Physical and virtual worlds
At the same time, computers have advantages over the real world, especially the ability to sort files and undo actions. The programmers disable the physics in BumpTop when it's convenient; for example, tidy stacks of file icons can't be knocked over by bumping them with another icon.
"There's no point in dogmatically being committed to physics," said Agarawala.
The idea behind BumpTop, said Balakrishnan, was to "get some of the benefits of the physical world while retaining those of the virtual."
While the BumpTop demo video has been popular online, the reaction hasn't all been positive. Many have pointed out that the icons have no filenames on them, making it impossible to tell documents of the same type apart.
The programmers say that BumpTop is a research prototype, not a completed operating system, and adding filenames would be easy to do.
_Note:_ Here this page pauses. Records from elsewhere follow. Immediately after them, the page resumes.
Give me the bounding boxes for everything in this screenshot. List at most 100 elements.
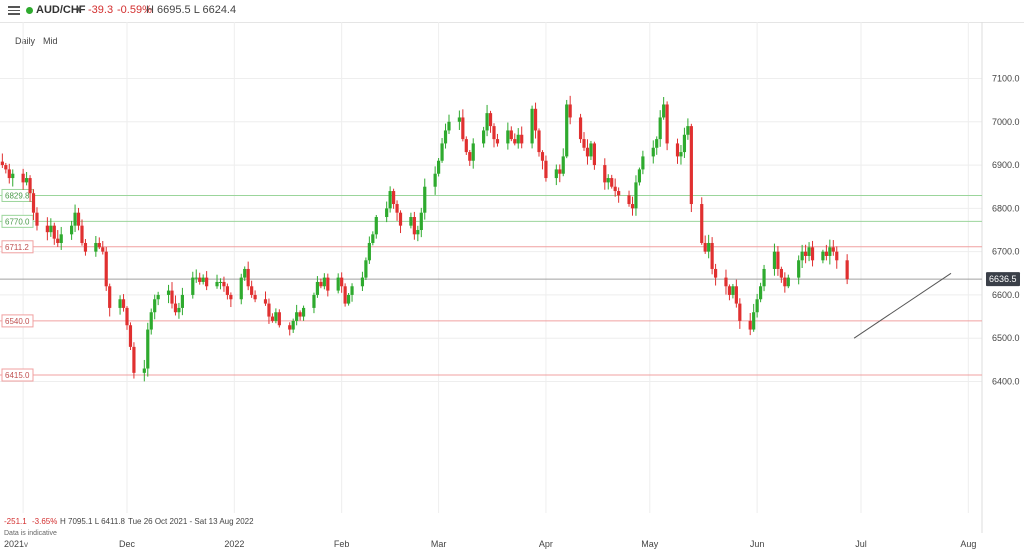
candle-body	[447, 121, 451, 131]
menu-icon[interactable]	[8, 4, 20, 16]
y-tick-label: 6800.0	[992, 203, 1020, 213]
x-tick-label: Jun	[750, 539, 765, 549]
candle-body	[679, 152, 683, 157]
candle-body	[710, 242, 714, 269]
candle-body	[565, 104, 569, 157]
candle-body	[689, 126, 693, 205]
candle-body	[492, 126, 496, 140]
summary-high-low: H 7095.1 L 6411.8	[60, 517, 125, 526]
level-label-box	[1, 368, 34, 382]
trend-line	[853, 272, 952, 339]
x-tick-label: Feb	[334, 539, 350, 549]
candle-body	[700, 204, 704, 243]
candle-body	[443, 130, 448, 144]
level-label: 6540.0	[5, 317, 30, 326]
candle-body	[288, 325, 292, 330]
candle-body	[56, 238, 60, 243]
candle-body	[568, 104, 572, 118]
candle-body	[142, 368, 146, 373]
price-change-percent: -0.59%	[117, 4, 152, 16]
candle-body	[94, 242, 98, 252]
candle-body	[21, 173, 25, 183]
candle-body	[617, 191, 621, 196]
candle-body	[537, 130, 541, 153]
high-low-readout: H 6695.5 L 6624.4	[146, 4, 237, 16]
y-tick-label: 6700.0	[992, 247, 1020, 257]
candle-body	[433, 173, 437, 187]
candle-body	[835, 251, 839, 261]
candle-body	[748, 320, 752, 330]
data-note: Data is indicative	[4, 530, 57, 537]
candle-body	[225, 286, 230, 295]
last-price-badge	[986, 272, 1020, 287]
level-label: 6770.0	[5, 217, 30, 226]
candle-body	[423, 186, 427, 213]
summary-change-percent: -3.65%	[32, 517, 58, 526]
candle-body	[301, 307, 306, 317]
candle-body	[80, 225, 84, 243]
candle-body	[509, 130, 513, 140]
candle-body	[156, 294, 160, 300]
price-type-button[interactable]: Mid	[43, 36, 58, 46]
candle-body	[246, 268, 250, 287]
candle-body	[295, 312, 299, 321]
candle-body	[180, 294, 184, 308]
x-tick-label: 2022	[224, 539, 244, 549]
candlestick-chart[interactable]: 6400.0 6500.0 6600.0 6700.0 6800.0 6900.0 7000…	[0, 22, 1024, 551]
candle-body	[416, 230, 420, 235]
candle-body	[713, 268, 718, 278]
candle-body	[395, 204, 399, 213]
candle-body	[533, 108, 538, 131]
candle-body	[35, 212, 39, 226]
candle-body	[540, 152, 545, 161]
candle-body	[613, 186, 617, 192]
instrument-symbol[interactable]: AUD/CHF	[36, 4, 86, 16]
candle-body	[83, 242, 88, 252]
candle-body	[610, 178, 614, 187]
candle-body	[585, 147, 590, 157]
candle-body	[398, 212, 403, 226]
candle-body	[810, 247, 815, 261]
candle-body	[731, 286, 735, 295]
candle-body	[263, 299, 268, 304]
interval-button[interactable]: Daily	[15, 36, 36, 46]
y-tick-label: 6900.0	[992, 160, 1020, 170]
candle-body	[201, 277, 205, 282]
candle-body	[170, 290, 174, 304]
candle-body	[727, 286, 732, 295]
level-label-box	[1, 214, 34, 228]
candle-body	[800, 251, 804, 261]
candle-body	[824, 251, 828, 256]
candle-body	[31, 193, 36, 213]
candle-body	[326, 277, 330, 291]
candle-body	[530, 108, 534, 144]
chevron-down-icon[interactable]: ▼	[75, 5, 83, 14]
candle-body	[215, 281, 219, 287]
candle-body	[707, 242, 711, 252]
candle-body	[4, 165, 8, 170]
candle-body	[385, 208, 389, 218]
candle-body	[250, 286, 254, 295]
candle-body	[108, 286, 112, 308]
candle-body	[506, 130, 510, 144]
candle-body	[627, 195, 631, 205]
candle-body	[319, 281, 323, 287]
candle-body	[797, 260, 801, 278]
candle-body	[513, 139, 517, 144]
candle-body	[270, 316, 275, 321]
candle-body	[582, 139, 586, 148]
market-status-icon	[26, 7, 33, 14]
candle-body	[658, 117, 662, 140]
candle-body	[118, 299, 122, 308]
candle-body	[239, 277, 243, 300]
candle-body	[516, 134, 520, 144]
instrument-toolbar: AUD/CHF ▼ -39.3 -0.59% H 6695.5 L 6624.4	[0, 0, 1024, 23]
chevron-down-icon[interactable]: v	[24, 540, 28, 549]
x-tick-label: Jul	[855, 539, 867, 549]
candle-body	[194, 277, 198, 279]
candle-body	[166, 290, 171, 295]
candle-body	[277, 312, 281, 326]
candle-body	[104, 251, 108, 287]
candle-body	[191, 277, 195, 295]
candle-body	[772, 251, 777, 269]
Some critics said that messiness, despite what the research might say, is not something they want to see brought to their computers.
And the criticism on Slashdot included an unfavourable comparison with Microsoft Bob, a notoriously unsuccessful attempt to extend the desktop metaphor to an entire room.
"Yeah, that one hurt," Agarawala said with a laugh, and pointed out that his original thesis on BumpTop has an entire page on why Bob "sucked."